Health, Wealth, EtcWE WERE talking – rather loudly, I expect – about disease, poverty and ignorance, those notorious causes of war, when the very large man from the next table suddenly loomed over us.
‘Excuse me gents,’ he boomed. ‘Couldn’t help overhearing what you were saying.’
‘Not at all,’ we said.

HE TOOK a chair.
‘ ’Tain’t so,’ he said. ‘They all say so. But it ain’t so.’
‘What isn’t so? ’
‘Health, wealth and education,’ he said.
‘That’s what causes war.’
‘But-’ we said.
‘Now, listen,’ he said. ‘Stands to reason. Take disease. Cripples can’t carry arms. Take poverty.

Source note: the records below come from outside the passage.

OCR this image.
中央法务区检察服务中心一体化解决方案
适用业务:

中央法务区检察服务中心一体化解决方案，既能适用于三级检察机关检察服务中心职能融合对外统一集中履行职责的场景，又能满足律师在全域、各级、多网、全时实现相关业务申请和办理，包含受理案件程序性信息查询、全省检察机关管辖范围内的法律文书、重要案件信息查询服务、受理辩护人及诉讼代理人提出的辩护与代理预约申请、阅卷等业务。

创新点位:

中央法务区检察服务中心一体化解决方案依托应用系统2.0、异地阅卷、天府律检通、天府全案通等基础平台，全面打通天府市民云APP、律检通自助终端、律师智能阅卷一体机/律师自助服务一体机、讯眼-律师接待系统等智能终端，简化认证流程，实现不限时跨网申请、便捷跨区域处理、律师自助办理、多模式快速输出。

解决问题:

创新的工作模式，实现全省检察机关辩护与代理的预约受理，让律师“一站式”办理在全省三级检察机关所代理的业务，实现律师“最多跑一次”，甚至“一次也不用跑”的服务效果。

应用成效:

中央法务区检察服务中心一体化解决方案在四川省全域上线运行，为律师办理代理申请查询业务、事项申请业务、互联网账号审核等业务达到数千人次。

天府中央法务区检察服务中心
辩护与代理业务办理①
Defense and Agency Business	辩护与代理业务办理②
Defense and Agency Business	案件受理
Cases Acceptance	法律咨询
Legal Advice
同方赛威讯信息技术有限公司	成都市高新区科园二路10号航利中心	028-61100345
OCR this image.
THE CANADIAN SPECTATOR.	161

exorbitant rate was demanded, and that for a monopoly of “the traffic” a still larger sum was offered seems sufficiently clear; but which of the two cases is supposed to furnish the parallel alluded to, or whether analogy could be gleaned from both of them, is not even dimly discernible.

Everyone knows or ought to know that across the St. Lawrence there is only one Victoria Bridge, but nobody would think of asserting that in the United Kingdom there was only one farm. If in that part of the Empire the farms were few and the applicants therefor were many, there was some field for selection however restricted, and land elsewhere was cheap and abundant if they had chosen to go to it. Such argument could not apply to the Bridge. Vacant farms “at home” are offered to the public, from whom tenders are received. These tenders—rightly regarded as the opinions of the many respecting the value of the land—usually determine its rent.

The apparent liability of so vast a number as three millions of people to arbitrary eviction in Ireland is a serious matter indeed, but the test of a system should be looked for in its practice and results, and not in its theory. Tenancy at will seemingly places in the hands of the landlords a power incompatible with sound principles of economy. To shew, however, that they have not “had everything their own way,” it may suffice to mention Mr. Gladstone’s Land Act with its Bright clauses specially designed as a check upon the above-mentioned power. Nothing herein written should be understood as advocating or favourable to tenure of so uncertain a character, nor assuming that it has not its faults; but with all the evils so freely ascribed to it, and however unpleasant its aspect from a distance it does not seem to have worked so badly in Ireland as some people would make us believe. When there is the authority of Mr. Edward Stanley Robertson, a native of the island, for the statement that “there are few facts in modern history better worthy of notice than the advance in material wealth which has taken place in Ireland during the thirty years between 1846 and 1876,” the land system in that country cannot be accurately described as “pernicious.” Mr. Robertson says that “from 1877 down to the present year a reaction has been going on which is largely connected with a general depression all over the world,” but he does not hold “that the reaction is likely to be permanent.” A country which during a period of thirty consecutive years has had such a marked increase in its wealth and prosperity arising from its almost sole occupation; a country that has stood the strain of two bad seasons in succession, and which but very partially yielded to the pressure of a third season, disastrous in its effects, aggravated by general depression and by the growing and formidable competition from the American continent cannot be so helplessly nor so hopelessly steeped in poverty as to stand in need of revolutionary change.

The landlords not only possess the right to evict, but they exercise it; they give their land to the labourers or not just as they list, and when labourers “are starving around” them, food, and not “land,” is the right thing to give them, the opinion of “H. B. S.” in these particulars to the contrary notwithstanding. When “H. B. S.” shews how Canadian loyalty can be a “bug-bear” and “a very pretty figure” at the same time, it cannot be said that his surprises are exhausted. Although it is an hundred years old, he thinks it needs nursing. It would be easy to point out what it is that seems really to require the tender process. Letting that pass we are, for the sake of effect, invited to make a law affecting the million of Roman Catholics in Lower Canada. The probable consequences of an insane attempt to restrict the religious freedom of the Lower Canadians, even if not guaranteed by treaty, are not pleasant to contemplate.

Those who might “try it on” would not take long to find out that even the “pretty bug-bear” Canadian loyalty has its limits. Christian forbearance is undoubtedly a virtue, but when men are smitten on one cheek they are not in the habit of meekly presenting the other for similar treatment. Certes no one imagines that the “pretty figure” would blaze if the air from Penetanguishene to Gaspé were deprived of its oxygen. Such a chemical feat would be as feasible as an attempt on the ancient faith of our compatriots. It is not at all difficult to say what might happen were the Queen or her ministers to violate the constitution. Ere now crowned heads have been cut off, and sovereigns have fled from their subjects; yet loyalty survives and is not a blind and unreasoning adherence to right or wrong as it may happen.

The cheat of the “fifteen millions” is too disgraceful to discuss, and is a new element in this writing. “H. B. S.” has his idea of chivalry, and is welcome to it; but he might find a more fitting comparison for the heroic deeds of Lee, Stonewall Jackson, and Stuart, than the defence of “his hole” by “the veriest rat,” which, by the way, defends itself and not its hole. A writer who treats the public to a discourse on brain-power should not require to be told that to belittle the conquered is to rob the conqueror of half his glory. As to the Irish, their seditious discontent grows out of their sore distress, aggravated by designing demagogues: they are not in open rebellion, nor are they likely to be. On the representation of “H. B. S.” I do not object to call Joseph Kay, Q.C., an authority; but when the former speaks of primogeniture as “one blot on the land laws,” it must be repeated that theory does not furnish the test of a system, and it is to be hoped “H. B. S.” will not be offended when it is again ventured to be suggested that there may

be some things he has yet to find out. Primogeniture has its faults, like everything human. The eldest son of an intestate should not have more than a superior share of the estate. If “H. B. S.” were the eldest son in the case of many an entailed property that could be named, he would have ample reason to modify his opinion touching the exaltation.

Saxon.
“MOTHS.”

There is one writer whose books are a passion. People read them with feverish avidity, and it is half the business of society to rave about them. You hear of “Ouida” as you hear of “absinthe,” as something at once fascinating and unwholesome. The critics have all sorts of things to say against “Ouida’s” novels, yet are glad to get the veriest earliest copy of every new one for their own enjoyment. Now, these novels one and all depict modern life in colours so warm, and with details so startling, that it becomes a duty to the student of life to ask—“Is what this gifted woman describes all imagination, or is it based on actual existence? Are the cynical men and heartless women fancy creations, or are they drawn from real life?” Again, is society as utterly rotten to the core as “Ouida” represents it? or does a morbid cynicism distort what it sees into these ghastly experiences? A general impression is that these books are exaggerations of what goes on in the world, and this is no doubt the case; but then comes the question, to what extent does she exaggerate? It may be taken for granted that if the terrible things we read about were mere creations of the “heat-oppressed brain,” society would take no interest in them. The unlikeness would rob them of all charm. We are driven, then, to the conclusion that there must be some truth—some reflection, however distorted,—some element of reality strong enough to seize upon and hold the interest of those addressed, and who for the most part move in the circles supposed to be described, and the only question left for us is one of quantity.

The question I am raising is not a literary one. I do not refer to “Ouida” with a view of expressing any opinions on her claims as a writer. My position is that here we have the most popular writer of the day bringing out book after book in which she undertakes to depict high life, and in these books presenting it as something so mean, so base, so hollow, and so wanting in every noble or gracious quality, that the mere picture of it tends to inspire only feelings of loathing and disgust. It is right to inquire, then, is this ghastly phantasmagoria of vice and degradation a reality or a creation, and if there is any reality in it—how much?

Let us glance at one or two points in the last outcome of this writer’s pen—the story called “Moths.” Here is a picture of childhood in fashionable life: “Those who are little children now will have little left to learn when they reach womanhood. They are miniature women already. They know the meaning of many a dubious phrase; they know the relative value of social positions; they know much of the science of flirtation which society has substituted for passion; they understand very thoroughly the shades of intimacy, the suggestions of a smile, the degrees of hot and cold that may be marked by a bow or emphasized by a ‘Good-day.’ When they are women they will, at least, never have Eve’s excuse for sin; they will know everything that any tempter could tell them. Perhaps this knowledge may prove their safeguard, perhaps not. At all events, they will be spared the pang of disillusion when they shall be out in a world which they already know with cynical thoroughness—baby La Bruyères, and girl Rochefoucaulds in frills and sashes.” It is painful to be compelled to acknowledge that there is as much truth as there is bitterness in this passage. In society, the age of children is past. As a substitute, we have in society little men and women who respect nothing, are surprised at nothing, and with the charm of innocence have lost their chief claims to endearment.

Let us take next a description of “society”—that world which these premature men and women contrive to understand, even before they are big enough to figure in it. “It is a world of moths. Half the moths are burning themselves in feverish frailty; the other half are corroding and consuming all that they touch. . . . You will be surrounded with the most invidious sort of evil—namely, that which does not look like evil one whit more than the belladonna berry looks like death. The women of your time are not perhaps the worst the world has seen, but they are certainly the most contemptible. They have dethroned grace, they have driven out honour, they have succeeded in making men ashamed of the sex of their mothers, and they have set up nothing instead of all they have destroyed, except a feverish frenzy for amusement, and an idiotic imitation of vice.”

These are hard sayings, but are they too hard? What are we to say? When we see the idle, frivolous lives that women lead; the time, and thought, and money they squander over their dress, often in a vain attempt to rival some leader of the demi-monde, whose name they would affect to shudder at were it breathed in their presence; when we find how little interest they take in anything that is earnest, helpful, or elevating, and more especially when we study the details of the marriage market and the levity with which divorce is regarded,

Poor nations can’t buy ‘em. Can’t even get the credits to buy ‘em. Take ignorance. Lot of ignorant clods can’t learn to use ‘em. Need brains these days to fight wars. Mathematics and all that.’
‘Ah,’ we said. ‘But-’
‘But Nothing,’ said the large man. ‘Tell me it’s the sick, poor and ignorant nations that gets set on by the well, the rich and the knowledgeable? Maybe it is, sometimes. Doesn’t mean they cause war. Going a bit far, that is. Might as well say lambs cause lions. Besides, if there’s no sick and poor, then what? Healthy and wealthy and educated. The others fold up and watch ‘em.’

IT SEEMED useless to interrupt again. We watched, fascinated, while this major apostle of incorrect thinking drew his sleeve slowly across his mouth, like a double bass bowing a long, long open G.
‘Not but what,’ he said suddenly through his sleeve. Then, his arm having finished its trajectory at last, he reflectively rubbed the tropical luxuriance of his moustache.
‘Not but what I don’t hold with health, wealth and education,’ he said. ‘I’m all for ‘em. Rather have healthy nations making war than unhealthy nations not making war. No need to look so shocked. Next war’s going to be the end of civilization-as-we-know-it, ain’t it? Well, the last one was, wasn’t it? And was it?’

HE BLEW. The ends of his moustache billowed out; the distant palms over the bar swayed and nodded.
‘Was it,’ he repeated. ‘Wouldn’t be all that bad a thing if it was, would it? Odd thing is, the people who make the most fuss about the end of civilization-as-we-know-it are always the people who like it least. You noticed that?’
‘I can do with civilization-as-we-know-it,’ he said. ‘Cinemas. Dogs. Pools. Television. National Health Service. Prefabs. The ant-State. Housewives’ Choice. New Towns with Community Centres. Identity cards. Conscription. Purchase tax.’

HE RAISED his hat and regarded its interior.
‘I like it all,’ he said solemnly. ‘I like every bit of it. I even like this beer. And I don’t care whether it’s swept away; not in the least. You like civilization-as-we-know-it?’
‘Well,’ we said.
‘There you are,’ he said, without waiting for us to start. ‘You don’t like it. You want to do away with it. But you don’t want a war. O.K. then. Only one way not to have a war. Disease, poverty and ignorance. That’s the ticket. But as for me- health, wealth and education, for me. This means war? Sure it does. Let it. Maybe we’ll survive. Maybe it’ll mean the end of civilization. Maybe we’ll dodge it- oh, yes, dodge it if we can. That’s diplomacy. But if it does mean the end of civilization- all this health, wealth and education- well; I don’t really care. Not me. Guess I’d get on just as well with disease, poverty and all that.’

SO SAYING, this abominable character rose and settled his hat firmly on his head.